Patients may face longer waits for x-rays and scans from tomorrow as hospital radiographers start a week of rolling industrial action.
Auckland, Waitemata and Counties Manukau District Health Boards have been given notice of industrial action by medical radiation technologists from Monday.
Counties Manukau is likely to be the worst affected by the work-to-rule action.
Patients at Middlemore Hospital and Manukau Superclinic will face longer waits, the board's chief operating officer Ron Dunham said.
The board had been given minimum times that radiographers would spend on each procedure, meaning patients would be processed more slowly than usual.
"It is quite difficult, we are worried, and we'll monitor it on a daily basis," Dunham said.
Patients were encouraged to see their GPs before coming to the emergency department, who would be referring patients for private x-rays where possible.
The Auckland board said next week's action was minor and would not affect patients.
At Waitemata, some patients would be affected by limited industrial action, but would all be contacted directly.
The union representing radiographers said all health boards except Taranaki had been or would be included in the rolling action at some time.
Staff in Taranaki had settled a separate contract with a private radiography service.
Deborah Powell, national secretary for the Association of Professional and Executive Employees, said most of the action involved work-to-rule measures.

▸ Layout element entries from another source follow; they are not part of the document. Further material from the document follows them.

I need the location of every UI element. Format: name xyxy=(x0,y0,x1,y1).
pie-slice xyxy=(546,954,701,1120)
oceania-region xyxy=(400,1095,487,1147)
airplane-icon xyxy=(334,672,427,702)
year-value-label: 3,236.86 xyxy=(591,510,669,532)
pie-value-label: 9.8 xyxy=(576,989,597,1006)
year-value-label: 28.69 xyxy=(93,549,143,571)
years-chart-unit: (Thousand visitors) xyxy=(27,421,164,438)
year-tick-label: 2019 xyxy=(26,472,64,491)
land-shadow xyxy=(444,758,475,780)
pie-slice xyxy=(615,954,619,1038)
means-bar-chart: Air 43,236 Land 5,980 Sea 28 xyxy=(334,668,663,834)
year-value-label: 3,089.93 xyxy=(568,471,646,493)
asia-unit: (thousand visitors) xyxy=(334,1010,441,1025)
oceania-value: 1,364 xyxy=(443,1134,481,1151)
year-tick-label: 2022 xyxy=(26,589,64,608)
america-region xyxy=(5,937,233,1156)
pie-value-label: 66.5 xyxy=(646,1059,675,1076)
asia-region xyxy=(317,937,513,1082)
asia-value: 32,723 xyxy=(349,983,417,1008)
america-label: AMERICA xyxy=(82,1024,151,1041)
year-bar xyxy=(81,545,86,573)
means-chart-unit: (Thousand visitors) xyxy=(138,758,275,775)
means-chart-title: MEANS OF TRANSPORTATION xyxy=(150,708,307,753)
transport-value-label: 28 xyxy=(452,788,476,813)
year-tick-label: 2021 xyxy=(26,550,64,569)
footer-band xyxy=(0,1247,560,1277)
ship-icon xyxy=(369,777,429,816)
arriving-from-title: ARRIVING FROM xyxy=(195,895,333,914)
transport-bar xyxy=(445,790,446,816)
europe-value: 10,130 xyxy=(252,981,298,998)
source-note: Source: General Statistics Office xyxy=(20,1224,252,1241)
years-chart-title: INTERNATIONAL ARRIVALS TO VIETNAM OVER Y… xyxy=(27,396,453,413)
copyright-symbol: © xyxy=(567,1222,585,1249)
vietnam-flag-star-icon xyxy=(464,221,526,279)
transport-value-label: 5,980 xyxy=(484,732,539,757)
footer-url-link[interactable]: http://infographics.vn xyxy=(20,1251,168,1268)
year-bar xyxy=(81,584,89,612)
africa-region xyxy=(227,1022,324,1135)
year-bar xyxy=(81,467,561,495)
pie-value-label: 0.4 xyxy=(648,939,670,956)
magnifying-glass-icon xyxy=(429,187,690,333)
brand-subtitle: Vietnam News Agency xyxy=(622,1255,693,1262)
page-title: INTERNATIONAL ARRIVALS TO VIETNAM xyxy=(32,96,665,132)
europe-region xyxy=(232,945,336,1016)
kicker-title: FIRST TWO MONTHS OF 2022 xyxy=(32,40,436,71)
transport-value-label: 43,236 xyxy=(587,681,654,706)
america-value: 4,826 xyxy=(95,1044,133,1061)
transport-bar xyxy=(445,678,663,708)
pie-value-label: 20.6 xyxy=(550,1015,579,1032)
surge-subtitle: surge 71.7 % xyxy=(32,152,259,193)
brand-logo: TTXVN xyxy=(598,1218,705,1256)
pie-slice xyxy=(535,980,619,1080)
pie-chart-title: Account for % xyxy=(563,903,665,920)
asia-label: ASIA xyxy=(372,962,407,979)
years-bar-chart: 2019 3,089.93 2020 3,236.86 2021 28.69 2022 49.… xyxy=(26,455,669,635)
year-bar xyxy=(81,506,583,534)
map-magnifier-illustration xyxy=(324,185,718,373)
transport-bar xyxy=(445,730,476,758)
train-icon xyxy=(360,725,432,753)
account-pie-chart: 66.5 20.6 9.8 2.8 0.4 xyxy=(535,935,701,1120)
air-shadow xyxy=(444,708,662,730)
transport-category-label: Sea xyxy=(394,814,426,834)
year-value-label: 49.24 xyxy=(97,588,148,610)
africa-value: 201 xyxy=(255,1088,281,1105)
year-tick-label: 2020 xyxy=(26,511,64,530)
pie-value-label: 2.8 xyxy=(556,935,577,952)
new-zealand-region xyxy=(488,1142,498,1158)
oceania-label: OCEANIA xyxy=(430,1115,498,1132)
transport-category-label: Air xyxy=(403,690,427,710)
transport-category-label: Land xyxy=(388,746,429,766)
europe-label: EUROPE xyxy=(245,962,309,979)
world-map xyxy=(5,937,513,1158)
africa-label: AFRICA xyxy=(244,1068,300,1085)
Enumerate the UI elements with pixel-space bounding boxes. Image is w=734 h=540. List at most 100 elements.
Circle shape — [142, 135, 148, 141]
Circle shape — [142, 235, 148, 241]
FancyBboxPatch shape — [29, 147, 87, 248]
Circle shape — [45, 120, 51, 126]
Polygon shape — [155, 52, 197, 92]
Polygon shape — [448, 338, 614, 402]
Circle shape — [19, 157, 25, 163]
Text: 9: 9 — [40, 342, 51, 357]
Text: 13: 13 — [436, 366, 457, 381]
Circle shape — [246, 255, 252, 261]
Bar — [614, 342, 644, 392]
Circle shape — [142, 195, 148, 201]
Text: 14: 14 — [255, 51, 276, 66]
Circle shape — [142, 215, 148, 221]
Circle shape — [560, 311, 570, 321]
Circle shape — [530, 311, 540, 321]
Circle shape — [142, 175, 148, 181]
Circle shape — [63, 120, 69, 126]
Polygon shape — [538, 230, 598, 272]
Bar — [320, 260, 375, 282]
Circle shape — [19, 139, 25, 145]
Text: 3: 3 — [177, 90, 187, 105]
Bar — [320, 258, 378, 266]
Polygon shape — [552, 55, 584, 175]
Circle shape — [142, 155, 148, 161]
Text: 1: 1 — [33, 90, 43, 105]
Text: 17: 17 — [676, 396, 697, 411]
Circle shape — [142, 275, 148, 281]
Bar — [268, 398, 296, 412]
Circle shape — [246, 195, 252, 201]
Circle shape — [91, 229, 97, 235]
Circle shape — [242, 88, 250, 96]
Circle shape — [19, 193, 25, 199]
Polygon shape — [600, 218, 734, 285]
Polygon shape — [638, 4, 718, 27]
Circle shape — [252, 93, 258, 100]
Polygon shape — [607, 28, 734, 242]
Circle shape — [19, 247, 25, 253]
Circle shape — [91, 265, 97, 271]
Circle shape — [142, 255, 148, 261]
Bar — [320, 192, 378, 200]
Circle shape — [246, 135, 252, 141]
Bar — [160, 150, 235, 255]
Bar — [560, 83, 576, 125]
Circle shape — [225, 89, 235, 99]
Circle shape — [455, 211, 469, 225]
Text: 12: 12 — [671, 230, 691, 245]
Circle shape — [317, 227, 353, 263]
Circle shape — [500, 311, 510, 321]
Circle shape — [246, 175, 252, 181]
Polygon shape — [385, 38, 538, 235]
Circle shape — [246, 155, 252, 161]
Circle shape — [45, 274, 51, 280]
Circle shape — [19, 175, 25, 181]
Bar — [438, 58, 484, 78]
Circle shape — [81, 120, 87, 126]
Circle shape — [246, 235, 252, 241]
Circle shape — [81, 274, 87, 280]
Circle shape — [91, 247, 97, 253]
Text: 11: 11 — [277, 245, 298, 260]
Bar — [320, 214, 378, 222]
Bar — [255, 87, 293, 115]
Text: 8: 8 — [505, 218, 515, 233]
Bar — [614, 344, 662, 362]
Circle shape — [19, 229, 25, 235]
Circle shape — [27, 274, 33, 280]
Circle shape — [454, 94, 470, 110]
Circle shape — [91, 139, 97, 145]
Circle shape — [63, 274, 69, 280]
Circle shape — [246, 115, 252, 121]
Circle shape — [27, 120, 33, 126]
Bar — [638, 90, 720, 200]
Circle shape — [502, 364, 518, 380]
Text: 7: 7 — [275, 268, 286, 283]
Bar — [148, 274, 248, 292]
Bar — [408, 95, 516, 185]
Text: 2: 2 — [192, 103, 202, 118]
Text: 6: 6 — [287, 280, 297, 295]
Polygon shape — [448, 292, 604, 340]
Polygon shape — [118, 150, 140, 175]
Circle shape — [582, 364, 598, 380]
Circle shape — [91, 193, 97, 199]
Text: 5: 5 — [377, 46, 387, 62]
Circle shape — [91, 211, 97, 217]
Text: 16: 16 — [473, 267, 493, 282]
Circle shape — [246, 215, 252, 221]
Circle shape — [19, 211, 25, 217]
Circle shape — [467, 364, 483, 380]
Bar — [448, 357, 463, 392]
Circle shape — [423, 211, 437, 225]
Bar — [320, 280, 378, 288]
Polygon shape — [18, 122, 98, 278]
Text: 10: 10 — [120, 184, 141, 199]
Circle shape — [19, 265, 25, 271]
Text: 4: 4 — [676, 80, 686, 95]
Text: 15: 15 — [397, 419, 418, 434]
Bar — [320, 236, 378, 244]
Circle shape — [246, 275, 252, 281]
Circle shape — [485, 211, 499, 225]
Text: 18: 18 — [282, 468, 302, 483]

Radiation technologists had not been offered any pay rise under the national collective agreement, covering about 900 staff, after several months of negotiation.
Labour health spokeswoman Ruth Dyson said action of this sort was difficult for patients, and health minister Tony Ryall had called for ministerial intervention when in opposition.
"He might want to decide whether he really meant it or if it was political point-scoring," she said.
Ryall and District Health Boards New Zealand, which manages contract negotiations on behalf of boards, could not be reached last night.